Periodic and Background Tasks
LightNap distinguishes one-shot batch maintenance (the LightNap.MaintenanceService project) from continuous in-process background work. Most consumers don’t need a new abstraction for periodic work — they need a scheduled invocation of an existing one-shot task or a long-running IHostedService inside the WebApi.
There is no IPeriodicTask interface in LightNap, and there does not need to be one.

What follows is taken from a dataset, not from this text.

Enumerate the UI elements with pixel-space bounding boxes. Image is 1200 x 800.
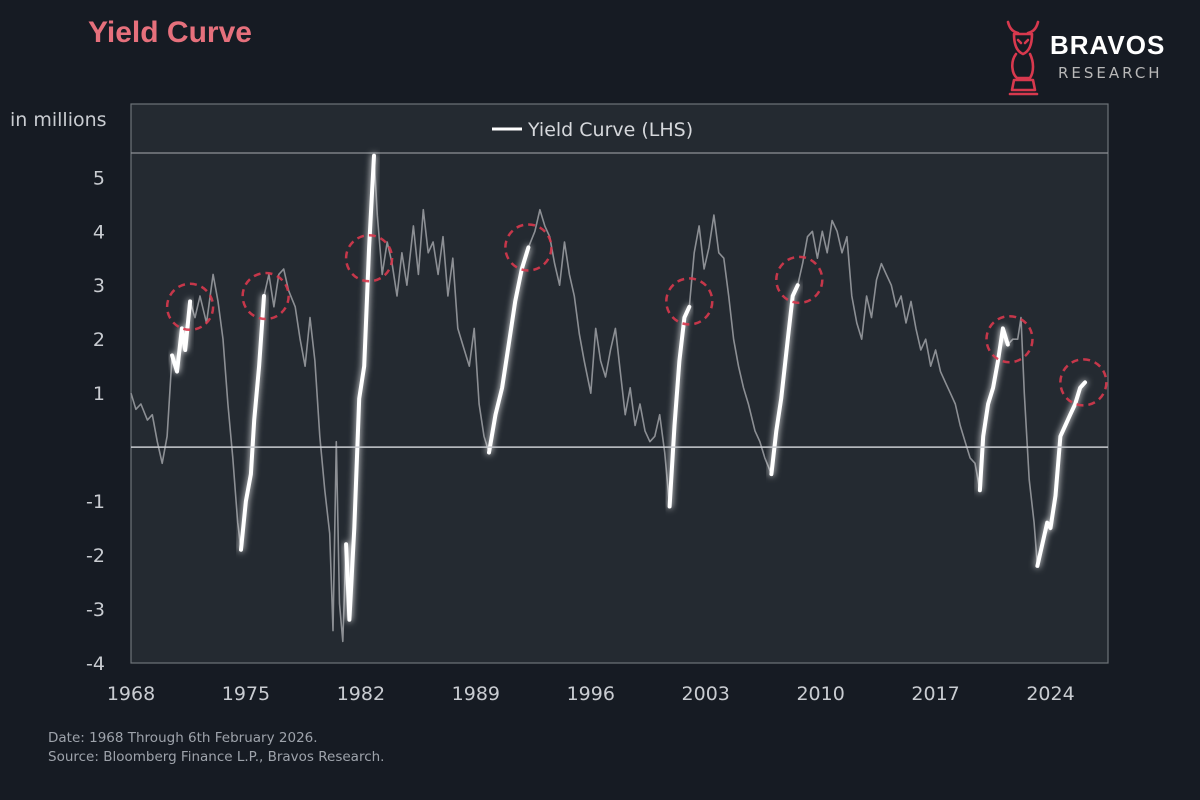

The two existing patterns cover the cases that come up in practice; the section below lays out which to pick.
One-shot batch maintenance
Use LightNap.MaintenanceService when your work is:
- Nightly or weekly (refresh-token purge, audit-log purge).
- Triggered externally (cron, Azure WebJob, GitHub Action, Kubernetes CronJob).
- Acceptable to run in a separate process that exits when done.
To add a new task: implement IMaintenanceTask and register it alongside the existing tasks in LightNap.MaintenanceService/Program.cs.
internal class PurgeExpiredWidgetsMaintenanceTask(
ILogger<PurgeExpiredWidgetsMaintenanceTask> logger,
ApplicationDbContext db) : IMaintenanceTask
{
public string Name => "Purge Expired Widgets";
public async Task RunAsync()
{
var cutoff = DateTime.UtcNow.AddDays(-30);
var expired = await db.Widgets.Where(w => w.CreatedAt < cutoff).ToListAsync();
db.Widgets.RemoveRange(expired);
await db.SaveChangesAsync();
logger.LogInformation("Removed {Count} expired widgets", expired.Count);
}
}
// Program.cs
services.AddTransient<IMaintenanceTask, PurgeExpiredWidgetsMaintenanceTask>();
MainService runs every registered IMaintenanceTask, so registering it is the entire wiring step.
Continuous in-process background work
For work that needs to run while the WebApi is up (polling a third-party API every 10 minutes, batched notification sends every 5 minutes, queue consumers), register an IHostedService directly in your consumer’s WebApi project. System.Threading.PeriodicTimer covers the cadence cleanly in .NET 8+; it does not pull in Quartz/Hangfire-shaped dependencies for the common case.
public sealed class WidgetPollerService(
IServiceProvider services,
ILogger<WidgetPollerService> logger) : BackgroundService
{
private static readonly TimeSpan Interval = TimeSpan.FromMinutes(10);
protected override async Task ExecuteAsync(CancellationToken stoppingToken)
{
using var timer = new PeriodicTimer(Interval);
do
{
try
{
using var scope = services.CreateScope();
var widgetService = scope.ServiceProvider.GetRequiredService<IWidgetService>();
await widgetService.PollAsync(stoppingToken);
}
catch (OperationCanceledException) when (stoppingToken.IsCancellationRequested)
{
// Shutdown — bail out cleanly.
return;
}
catch (Exception ex)
{
logger.LogError(ex, "Widget poll iteration failed; retrying on next tick");
}
} while (await timer.WaitForNextTickAsync(stoppingToken));
}
}
// Register in Program.cs:
builder.Services.AddHostedService<WidgetPollerService>();
A few defaults worth keeping:
- Always catch and log per-iteration exceptions so a transient failure doesn’t kill the service.
- Always create a DI scope per iteration when invoking scoped services (your domain services, the DbContext) —
IHostedServiceitself is a singleton. - Honor the cancellation token at every async boundary so shutdown completes promptly.
- For work that should not overlap with itself, lean on
WaitForNextTickAsync— it skips a tick rather than queueing a second run if the previous one is still running.
When to consider an external scheduler
Pull in Quartz, Hangfire, or Azure Functions when you need:
- Persistent job storage (jobs survive a process restart with their state intact).
- Distributed coordination across instances (only one instance runs the job at a time).
- Complex schedules (cron expressions, dependency chains, manual retries with backoff state).
LightNap doesn’t ship any of these because most consumers don’t need them. The MaintenanceService + IHostedService patterns cover the rest of the cases cleanly.
Configuration fail-fast
A related concern: LightNap.WebApi requires a database provider to be set in configuration. The DatabaseProvider.Unconfigured sentinel is the default value used to detect a missing Database:Provider setting. AddDatabaseServices throws an ArgumentException with the message "Unsupported 'Database:Provider' setting: 'Unconfigured'" when this happens, so a fresh clone with no Database section in configuration fails immediately at startup rather than silently picking a default. This behavior is verified by DatabaseProviderUnconfiguredTests.